The only issue I see with ephemerality is that LE quotas currently exclude "renewals" for one domain, where the FQDN set checked for renewals seems to be back in time forever. If that's lost, all incoming cert orders count against the new-domains quota not the renewals-quota, which could easily cause an org to exceed quota for what would normally be a way-lower-than-limits load.
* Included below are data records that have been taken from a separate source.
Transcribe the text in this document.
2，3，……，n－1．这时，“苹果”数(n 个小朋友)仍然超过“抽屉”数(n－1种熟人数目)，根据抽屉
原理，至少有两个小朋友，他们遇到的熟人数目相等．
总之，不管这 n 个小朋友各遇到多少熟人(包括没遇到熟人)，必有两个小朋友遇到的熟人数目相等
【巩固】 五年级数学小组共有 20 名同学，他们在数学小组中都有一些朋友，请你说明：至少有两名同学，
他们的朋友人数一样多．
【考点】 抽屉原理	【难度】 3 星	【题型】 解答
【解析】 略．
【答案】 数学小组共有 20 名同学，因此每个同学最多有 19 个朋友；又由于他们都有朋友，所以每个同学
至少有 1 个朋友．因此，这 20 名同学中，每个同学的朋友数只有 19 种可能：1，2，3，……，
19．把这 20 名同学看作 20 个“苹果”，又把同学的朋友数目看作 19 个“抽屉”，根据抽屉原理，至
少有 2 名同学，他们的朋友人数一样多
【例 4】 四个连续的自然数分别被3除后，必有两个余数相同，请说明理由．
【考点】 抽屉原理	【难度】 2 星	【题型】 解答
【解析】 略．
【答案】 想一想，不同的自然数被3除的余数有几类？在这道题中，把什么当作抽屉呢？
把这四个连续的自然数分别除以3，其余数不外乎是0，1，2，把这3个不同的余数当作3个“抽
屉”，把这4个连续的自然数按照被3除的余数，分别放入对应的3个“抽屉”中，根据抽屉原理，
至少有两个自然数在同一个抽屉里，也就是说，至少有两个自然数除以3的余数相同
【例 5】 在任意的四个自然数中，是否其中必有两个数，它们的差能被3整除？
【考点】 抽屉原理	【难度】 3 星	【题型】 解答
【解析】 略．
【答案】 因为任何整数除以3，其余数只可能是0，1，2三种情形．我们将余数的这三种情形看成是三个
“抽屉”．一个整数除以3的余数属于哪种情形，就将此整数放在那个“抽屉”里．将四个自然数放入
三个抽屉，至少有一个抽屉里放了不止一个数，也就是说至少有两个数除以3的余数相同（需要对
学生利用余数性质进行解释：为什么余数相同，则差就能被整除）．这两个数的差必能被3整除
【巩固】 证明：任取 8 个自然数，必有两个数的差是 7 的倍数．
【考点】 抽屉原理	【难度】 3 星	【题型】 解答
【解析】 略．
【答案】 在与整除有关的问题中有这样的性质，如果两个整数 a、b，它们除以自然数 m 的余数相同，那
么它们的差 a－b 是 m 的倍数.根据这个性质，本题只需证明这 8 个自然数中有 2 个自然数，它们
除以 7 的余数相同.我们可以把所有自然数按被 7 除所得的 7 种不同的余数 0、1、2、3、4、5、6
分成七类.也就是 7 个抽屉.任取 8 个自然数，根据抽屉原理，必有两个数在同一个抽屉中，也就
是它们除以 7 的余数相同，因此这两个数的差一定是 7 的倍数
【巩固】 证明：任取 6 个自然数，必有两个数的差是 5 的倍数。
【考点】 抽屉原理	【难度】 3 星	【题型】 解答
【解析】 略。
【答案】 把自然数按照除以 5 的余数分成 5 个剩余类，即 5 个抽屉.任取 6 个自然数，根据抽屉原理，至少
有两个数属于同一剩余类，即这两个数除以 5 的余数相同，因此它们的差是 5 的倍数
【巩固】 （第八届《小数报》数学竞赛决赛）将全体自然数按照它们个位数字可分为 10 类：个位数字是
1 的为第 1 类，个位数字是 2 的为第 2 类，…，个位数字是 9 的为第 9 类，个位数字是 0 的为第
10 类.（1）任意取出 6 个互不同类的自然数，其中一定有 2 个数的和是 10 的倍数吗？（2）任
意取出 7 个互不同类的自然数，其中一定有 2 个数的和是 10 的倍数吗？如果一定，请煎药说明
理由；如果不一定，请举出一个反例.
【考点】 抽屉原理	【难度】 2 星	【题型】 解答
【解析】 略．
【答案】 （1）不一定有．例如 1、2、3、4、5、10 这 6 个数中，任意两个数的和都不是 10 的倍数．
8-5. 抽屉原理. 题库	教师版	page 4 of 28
There's an effectively unlimited number of domains that could be renewed within the quota window so no amount of padding of the new-domains quota to compensate for "forgotten" renewals would guarantee correctness. A domain-account could've issued 50 certs 180 days ago, then renewed those 50 and issued another 50 certs 90 days ago, and now want to renew all 100 + issue 50 more; it'd usually be able to rely on being able to do this for an indefinite number of 90 day cert validity cycles so there's no sensible quota to apply if knowledge of which FQDN-sets are renewals is suddenly lost.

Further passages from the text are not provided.